Hopeless Sepsis Criteria, Pediatric Edition
Academic criteria trying to mutate into clinical application.
If you’ve been dismayed by the ongoing infatuation of CMS with SEP-3, the sepsis “quality” measure for adults, I’m sure you’ll be excited to hear about the present obsession with the Phoenix Sepsis Criteria for children.
Children with sepsis, just like in adults, see high mortality once organ dysfunction sets in. Naturally, therefore, early recognition and appropriate escalation are necessary. The PSC, however, are useful for objectively defining the presence of sepsis, but, by that point, the ship has sailed as far as any missed opportunities for early intervention. After all, the PSC includes such rarely-collected lab values as INR, fibrinogen and D-dimer, and includes features such as respiratory and circulatory support.

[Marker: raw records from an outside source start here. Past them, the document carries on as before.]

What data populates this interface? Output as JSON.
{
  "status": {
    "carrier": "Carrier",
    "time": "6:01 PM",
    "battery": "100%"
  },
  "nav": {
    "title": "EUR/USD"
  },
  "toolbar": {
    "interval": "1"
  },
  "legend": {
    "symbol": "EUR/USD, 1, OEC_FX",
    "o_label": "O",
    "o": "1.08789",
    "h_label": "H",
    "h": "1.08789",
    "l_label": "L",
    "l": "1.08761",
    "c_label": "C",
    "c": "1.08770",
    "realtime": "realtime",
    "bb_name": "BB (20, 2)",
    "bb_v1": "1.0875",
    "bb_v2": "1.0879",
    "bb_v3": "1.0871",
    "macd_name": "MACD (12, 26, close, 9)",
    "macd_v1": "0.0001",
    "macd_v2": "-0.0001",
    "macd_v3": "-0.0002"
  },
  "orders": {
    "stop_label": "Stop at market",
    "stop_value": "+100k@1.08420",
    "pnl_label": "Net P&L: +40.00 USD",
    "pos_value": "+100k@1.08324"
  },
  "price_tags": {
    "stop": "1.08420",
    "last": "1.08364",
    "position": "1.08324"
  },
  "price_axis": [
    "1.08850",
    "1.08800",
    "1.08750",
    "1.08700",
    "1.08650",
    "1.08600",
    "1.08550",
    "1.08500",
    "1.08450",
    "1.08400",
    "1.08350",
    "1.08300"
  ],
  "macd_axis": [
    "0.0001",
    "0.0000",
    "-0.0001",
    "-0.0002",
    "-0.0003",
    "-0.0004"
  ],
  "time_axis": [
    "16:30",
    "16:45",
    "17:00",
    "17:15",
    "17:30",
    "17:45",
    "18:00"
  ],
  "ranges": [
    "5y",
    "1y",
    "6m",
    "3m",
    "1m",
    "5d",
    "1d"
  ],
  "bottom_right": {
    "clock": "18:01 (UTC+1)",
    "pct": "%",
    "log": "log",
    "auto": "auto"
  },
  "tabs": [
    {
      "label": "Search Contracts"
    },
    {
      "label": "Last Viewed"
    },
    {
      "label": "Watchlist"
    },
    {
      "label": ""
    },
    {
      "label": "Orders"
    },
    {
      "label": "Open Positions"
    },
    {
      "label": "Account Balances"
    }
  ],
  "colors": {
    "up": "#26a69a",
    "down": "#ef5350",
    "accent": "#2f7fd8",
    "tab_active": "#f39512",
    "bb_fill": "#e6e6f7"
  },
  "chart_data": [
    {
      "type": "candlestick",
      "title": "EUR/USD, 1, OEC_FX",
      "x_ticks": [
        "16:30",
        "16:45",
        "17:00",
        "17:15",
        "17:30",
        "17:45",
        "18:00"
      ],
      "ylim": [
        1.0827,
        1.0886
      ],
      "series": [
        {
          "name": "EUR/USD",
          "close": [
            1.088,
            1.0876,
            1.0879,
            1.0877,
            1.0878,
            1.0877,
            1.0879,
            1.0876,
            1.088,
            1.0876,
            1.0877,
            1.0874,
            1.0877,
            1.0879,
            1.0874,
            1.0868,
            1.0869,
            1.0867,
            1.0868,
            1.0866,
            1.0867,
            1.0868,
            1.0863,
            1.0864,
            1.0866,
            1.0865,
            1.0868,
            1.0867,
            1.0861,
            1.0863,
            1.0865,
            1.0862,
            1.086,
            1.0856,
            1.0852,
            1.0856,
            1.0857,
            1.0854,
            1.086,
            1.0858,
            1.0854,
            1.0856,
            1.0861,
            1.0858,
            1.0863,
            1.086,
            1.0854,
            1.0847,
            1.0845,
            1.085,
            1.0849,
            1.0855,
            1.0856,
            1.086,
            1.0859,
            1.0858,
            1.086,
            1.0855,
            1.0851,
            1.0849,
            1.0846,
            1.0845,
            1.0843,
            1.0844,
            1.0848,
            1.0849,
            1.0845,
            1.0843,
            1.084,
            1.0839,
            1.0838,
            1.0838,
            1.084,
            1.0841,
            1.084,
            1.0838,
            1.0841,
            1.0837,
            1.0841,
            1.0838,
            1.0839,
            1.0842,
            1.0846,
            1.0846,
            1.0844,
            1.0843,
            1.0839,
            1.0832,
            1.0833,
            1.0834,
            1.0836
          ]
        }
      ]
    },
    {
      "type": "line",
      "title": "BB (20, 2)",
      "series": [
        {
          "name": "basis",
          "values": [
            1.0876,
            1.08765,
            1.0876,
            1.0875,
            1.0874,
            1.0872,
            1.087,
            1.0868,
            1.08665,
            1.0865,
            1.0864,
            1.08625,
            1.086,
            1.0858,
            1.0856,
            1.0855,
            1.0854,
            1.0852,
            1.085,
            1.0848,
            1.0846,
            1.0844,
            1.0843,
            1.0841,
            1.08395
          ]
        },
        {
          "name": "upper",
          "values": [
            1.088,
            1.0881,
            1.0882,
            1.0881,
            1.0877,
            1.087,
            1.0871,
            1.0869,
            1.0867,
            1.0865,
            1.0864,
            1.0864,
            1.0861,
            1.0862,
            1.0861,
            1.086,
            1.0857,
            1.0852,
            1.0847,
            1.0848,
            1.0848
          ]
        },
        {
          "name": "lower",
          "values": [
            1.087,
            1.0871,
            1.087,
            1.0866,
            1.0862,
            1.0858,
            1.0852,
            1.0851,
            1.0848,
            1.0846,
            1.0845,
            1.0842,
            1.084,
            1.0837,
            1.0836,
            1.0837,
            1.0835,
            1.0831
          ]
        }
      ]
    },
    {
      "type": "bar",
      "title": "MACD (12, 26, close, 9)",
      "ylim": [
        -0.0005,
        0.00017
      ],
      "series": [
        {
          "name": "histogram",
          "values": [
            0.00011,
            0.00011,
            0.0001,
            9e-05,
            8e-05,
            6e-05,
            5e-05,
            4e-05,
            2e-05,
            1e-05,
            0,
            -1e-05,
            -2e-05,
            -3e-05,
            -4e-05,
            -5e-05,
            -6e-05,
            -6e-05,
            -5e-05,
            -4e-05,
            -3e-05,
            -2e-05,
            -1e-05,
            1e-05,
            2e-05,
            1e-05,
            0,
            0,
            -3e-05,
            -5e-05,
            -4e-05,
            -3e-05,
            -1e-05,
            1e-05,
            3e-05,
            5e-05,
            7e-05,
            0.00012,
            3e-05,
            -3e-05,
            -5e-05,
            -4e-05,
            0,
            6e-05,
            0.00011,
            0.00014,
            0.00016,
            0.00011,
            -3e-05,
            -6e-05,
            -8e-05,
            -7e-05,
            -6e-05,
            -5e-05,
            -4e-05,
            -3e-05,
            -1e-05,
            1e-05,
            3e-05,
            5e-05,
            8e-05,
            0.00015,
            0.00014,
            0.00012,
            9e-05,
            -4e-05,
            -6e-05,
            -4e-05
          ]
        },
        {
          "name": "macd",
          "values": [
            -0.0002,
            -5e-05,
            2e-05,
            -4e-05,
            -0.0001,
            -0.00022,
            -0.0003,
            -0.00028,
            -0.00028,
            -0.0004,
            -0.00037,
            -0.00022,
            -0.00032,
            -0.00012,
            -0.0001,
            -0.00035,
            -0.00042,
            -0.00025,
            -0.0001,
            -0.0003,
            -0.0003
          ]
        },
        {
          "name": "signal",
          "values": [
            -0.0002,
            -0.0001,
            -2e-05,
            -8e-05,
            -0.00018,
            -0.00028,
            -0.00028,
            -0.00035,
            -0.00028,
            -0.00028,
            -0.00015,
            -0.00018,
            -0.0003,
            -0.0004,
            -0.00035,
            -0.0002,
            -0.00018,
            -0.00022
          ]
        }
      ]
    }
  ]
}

In this study, the PECARN family gets together to try and use machine learning methods to detect which children presenting to the emergency department will go on to develop PSC-defined sepsis and septic shock. With 1.6M visits to train (0.35% sepsis, 0.15% septic shock) and 700k held out to test, these data scientists were able to develop a model with AUROC of 0.936. This sounds OK until the rubber hits the road choosing a threshold for clinical implementation – specificities of ~0.8 when mandating a sensitivity of 0.9:
As you can see, this means the positive predictive value of a positive result is ~2% – 50 false positives for every true positive. The utility of their model is also further limited as seen in their SHAP values, where ESI triage criteria are the most important features – and performance degrades when this human insight is removed from the model.
So, an attempt to develop a gateway to prognosticating high-risk PSC children in the ED – sadly, and predictably, unusable.